Non sono pochi gli uomini che soffrono di ansia da prestazione o che non hanno fiducia in sé stessi dal punto di vista sessuale. Altrettanti, probabilmente, sono coloro che vivono la dimensione erotica della propria esistenza pensando a sé stessi come a dei playboy che non hanno bisogno di imparare nulla di tutto ciò che riguarda il sesso. Quale categoria di uomini sbaglia di più? I latini dicevano che “in medio stat virtus”, ed in questo caso non si può fare altro che prendere letteralmente tale proverbio e sbatterlo in faccia sia ai maschietti pieni di sé sia agli insicuri cronici.
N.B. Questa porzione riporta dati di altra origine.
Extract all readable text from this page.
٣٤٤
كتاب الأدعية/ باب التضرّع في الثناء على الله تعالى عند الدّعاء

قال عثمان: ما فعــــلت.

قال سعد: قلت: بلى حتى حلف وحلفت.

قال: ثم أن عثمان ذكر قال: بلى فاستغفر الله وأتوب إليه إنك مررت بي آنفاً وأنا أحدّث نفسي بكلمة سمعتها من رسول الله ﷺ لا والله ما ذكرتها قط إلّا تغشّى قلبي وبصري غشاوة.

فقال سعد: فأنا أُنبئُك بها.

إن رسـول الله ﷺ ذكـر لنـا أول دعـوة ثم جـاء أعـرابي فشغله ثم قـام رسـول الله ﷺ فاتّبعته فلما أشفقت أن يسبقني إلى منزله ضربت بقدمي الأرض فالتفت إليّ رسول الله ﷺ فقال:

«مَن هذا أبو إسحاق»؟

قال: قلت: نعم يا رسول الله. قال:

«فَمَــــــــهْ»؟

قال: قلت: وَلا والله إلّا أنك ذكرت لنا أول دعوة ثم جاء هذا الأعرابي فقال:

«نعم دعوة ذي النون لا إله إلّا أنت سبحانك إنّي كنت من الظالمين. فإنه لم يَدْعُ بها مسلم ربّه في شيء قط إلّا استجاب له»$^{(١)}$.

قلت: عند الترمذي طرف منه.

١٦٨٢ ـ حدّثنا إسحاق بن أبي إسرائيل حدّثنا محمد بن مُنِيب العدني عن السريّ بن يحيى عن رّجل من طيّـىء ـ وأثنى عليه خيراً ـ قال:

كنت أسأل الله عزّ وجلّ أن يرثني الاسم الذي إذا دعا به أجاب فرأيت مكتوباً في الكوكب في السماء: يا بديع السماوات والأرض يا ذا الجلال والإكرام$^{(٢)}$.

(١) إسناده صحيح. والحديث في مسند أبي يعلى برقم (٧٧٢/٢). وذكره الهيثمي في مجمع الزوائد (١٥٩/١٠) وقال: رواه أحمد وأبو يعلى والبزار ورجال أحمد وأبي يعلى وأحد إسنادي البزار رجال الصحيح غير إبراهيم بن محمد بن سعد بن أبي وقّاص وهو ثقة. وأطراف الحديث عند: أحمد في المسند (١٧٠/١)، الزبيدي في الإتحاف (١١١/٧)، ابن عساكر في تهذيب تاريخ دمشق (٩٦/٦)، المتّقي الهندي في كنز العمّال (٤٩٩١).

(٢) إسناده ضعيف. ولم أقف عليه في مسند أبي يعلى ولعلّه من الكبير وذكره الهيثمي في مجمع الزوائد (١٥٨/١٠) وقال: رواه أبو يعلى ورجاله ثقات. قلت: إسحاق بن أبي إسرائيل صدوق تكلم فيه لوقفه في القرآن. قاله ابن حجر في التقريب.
Partiamo dal principio. Il sesso è quanto di più spontaneo esista in natura. Essendo indispensabile per l’essere umano, in quanto attività mediante la quale si giunge alla riproduzione e quindi alla continuazione della specie, il sesso è e deve essere qualcosa di naturale per l’uomo. Questo significa che tutti sono potenzialmente dei bravi amanti? Probabilmente si: se biologicamente e psicologicamente parlando tutto è nella norma, è improbabile che non ci sia almeno la stoffa per maturare una certa “bravura” in ambito sessuale. Gli uomini insicuri dovrebbero partire da questo presupposto: l’essere umano è biologicamente predisposto alla riproduzione, perciò è naturale che il suo istinto gli conferisca la capacità di farlo in maniera efficiente. Dov’è che finisce il lavoro di madre natura ed inizia quello che bisogna fare da sé? Se il proprio corpo è potenzialmente capace di dare piacere, non significa che sia in grado di darne senza prima essersi scontrato più volte con la realtà dei fatti, e qui arriviamo alla seconda categoria di uomini. Nessuno nasce completamente incapace, ma è altrettanto vero che nessuno nasce Don Giovanni, cari maschietti. Qual è la chiave di una vita sessuale felice, autentica, priva di inibizioni, senza complessi inutili e soprattutto priva della fastidiosa e fasulla sicurezza in sé che hanno molti uomini? Basterebbe tenere a mente che per migliorare il tenore della propria vita sessuale bisognerebbe semplicemente avere più consapevolezza delle proprie capacità ed essere più umili. La propria insicurezza può essere combattuta, probabilmente, dal pensiero che ogni uomo ha la capacità, più o meno innata, di portare a termine un rapporto sessuale soddisfacente, e che non bisogna fare altro che coltivare tale capacità con una buona dose di umiltà, qualità che spesso manca ai più sicuri di sé, che dovrebbero comprendere che solo mediante l’esperienza, il dialogo con una donna e l’approccio diretto con il suo corpo potranno riuscire ad essere davvero ciò che credono di essere da una vita.